Initially known as Marathon Digital, the Bitcoin mining outfit MARA has once again expanded its digital currency reserves by adding 703 Bitcoin to its vault. Acquired at an average expense of $95,395 per Bitcoin, this transaction further cements MARA’s position in the large-scale crypto acquisition arena. MARA's fresh haul pushes their cumulative Bitcoin holdings to 34,794 BTC, estimated at around $3.3 billion based on current market valuations. This move is part of a broader drive this November that included an earlier pick-up of 5,771 BTC, bringing the cumulative monthly acquisitions to 6,474 Bitcoin.

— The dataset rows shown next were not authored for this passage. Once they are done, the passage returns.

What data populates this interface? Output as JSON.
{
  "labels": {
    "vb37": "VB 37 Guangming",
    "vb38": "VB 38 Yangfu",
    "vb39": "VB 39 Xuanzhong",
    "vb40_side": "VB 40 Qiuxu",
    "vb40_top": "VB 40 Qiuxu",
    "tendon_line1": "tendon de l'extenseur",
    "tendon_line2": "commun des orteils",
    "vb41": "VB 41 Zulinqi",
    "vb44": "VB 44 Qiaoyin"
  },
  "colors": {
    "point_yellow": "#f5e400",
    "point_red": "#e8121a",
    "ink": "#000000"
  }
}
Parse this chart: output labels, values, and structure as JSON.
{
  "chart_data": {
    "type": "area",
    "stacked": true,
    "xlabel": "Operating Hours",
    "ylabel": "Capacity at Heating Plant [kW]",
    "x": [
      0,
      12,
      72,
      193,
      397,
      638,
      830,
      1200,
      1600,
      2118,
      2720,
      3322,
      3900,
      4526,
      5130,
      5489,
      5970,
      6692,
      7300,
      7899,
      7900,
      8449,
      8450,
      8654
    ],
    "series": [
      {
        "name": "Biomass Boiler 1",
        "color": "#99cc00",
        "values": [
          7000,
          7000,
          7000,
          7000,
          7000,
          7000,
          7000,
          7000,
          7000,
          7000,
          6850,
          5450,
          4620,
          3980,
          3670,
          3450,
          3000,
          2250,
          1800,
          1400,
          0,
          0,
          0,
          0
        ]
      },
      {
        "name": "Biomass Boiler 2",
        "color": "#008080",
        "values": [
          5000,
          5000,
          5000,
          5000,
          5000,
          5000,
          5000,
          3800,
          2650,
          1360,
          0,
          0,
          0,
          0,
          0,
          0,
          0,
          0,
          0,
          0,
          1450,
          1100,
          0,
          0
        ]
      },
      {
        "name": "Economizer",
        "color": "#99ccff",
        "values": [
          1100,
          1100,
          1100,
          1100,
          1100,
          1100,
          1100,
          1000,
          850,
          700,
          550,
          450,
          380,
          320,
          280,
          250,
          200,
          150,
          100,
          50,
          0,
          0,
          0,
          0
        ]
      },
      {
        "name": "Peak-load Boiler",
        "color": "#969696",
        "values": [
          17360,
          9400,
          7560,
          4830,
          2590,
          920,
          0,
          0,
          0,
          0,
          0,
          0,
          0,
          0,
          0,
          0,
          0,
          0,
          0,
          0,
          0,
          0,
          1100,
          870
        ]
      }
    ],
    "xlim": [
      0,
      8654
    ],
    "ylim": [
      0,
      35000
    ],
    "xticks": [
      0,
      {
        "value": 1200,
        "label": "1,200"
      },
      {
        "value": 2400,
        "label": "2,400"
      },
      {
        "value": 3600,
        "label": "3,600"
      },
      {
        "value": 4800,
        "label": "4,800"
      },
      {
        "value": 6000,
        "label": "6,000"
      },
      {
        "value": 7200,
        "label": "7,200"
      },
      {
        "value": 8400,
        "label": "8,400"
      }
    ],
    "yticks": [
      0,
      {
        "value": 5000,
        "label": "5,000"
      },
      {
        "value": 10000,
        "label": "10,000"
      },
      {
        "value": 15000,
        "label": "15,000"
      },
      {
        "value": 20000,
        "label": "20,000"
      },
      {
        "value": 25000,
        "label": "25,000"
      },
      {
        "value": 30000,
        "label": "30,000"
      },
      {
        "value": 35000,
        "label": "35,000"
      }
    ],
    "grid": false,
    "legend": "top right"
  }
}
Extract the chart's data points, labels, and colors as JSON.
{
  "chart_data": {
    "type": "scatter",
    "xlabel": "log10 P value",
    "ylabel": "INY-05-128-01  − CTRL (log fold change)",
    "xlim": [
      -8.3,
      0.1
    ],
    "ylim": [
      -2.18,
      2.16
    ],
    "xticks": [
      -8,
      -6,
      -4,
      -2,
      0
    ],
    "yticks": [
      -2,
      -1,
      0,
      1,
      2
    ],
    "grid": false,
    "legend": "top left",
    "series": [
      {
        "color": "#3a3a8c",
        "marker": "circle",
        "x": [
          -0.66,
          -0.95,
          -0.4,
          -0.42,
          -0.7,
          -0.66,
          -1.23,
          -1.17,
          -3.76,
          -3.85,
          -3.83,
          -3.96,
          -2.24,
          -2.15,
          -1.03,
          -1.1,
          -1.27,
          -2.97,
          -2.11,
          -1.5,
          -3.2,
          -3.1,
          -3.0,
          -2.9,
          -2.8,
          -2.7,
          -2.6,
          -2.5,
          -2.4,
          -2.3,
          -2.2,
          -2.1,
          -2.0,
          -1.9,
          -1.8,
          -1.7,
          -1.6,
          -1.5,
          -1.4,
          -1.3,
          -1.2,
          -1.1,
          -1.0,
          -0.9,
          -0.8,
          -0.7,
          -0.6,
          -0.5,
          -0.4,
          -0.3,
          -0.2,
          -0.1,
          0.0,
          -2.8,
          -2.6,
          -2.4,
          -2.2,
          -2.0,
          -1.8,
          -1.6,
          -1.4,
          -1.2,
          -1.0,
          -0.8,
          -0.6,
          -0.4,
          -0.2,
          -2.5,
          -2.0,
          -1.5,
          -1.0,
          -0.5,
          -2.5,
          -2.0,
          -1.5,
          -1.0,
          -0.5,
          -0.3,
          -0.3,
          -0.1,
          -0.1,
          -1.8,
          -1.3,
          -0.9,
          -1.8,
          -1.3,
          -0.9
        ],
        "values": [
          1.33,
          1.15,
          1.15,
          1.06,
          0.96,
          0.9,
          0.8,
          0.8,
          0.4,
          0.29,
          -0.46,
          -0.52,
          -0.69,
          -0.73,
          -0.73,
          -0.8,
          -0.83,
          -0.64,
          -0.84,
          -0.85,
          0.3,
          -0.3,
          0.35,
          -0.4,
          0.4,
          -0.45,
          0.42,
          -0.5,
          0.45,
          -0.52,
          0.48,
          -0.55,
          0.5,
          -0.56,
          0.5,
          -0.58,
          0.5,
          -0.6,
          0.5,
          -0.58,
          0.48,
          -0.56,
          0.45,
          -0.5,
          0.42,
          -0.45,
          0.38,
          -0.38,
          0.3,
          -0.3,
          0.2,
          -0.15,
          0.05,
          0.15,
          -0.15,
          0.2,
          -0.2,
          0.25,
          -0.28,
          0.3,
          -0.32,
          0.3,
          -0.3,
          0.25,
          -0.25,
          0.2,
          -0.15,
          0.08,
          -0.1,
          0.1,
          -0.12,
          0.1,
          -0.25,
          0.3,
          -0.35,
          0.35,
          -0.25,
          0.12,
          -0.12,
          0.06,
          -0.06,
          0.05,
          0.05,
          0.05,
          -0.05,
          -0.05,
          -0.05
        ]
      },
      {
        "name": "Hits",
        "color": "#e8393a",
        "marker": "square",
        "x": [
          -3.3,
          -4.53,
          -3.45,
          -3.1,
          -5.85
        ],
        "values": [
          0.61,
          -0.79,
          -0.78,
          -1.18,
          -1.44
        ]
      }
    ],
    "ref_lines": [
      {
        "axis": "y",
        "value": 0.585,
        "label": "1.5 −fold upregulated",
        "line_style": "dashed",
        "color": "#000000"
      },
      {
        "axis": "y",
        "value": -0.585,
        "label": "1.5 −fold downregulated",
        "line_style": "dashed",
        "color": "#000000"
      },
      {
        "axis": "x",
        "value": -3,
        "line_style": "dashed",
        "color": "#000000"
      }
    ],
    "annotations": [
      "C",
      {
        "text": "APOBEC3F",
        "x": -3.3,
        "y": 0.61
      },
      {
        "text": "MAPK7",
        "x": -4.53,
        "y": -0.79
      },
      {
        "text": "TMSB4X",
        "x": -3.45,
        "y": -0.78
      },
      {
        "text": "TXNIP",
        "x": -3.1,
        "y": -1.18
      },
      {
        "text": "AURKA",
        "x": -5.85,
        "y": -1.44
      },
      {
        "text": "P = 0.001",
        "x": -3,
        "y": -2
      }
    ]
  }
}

Following a fruitful financing wave earlier this month, MARA ramped up its Bitcoin collection. The firm raised $1 billion via the release of zero-interest convertible senior notes to mature in 2030. Portions of these funds were utilized to repurchase some 2026 notes.
A strategic reserve of $160 million has been set apart by MARA, earmarked for potential Bitcoin buys down the road, whenever market conditions sync with their acquisition goals. This reserve underscores MARA’s unwavering focus on augmenting its crypto reserves.
Stock market performance for MARA mirrored these updates with shares peaking at $26.92 on November 27, reflecting a daily rise of 7.81%. Over half a year, MARA’s shares appreciated by 26.92%, indicating increasing investor faith in the company and the broader digital currency landscape.
With the launch of our $1 billion interest-free convertibles, here’s our exciting update:
– We’ve added another 703 BTC, advancing the month’s total to 6,474 BTC, with an average purchase cost of $95,395 per Bitcoin.
This year's company performance metrics reveal an impressive Bitcoin yield per share of 36.7%, showing robust efficiency in their mining undertakings and helping investors gauge their Bitcoin creation relative to share volume.
– YTD BTC Yield Per Share 36.7%
– Total owned BTC: 34,794 BTC, currently valued at… pic.twitter.com/bzbunlyBRN— MARA (@MARAHoldings) November 27, 2024
During a recent CNBC chat, MARA's CEO Fred Thiel shed light on heightened institutional curiosity in Bitcoin, also discussing possible regulatory shifts in the U.S. crypto space amid an administration change.
MARA’s Bitcoin strategy echoes other corporations making strides in the crypto domain. Like MicroStrategy, which holds the largest corporate Bitcoin cache globally, making notable buys recently, with investments totalling $4.6 billion and $5.4 billion consecutively.
More companies are dipping their toes into the market. Canada’s Rumble is setting aside $20 million for Bitcoin buys, while Japan’s Metaplanet has gathered over 1,000 BTC.
Corporate moves in the crypto realm have positively swayed the market. Bitcoin is trading at $95,615, showing a 1% uptick over the last 24 hours. Bitcoin The timing of MARA's purchase aligns with significant market changes and rising corporate enthusiasm for crypto ventures. This strategic acquisition supports the trend of businesses diversifying their holdings with digital assets.
MARA's latest Bitcoin haul is a continuation of its steadfast approach to fortifying its Bitcoin reserves via both direct buys and mining undertakings.
The company’s knack for securing substantial capital through 0% convertible notes indicates strong investor confidence in its operational plans. The capital raise has gifted MARA additional assets to chase its Bitcoin acquisition targets.
In the crowded Bitcoin mining sector, MARA’s latest initiatives reaffirm its status as an industry leader. With 34,794 BTC, it stands among the top corporate Bitcoin holders worldwide.
The firm has preserved additional buying capability with its reserved funds, paving the way for further growth in its Bitcoin reserves when strategic conditions are favorable.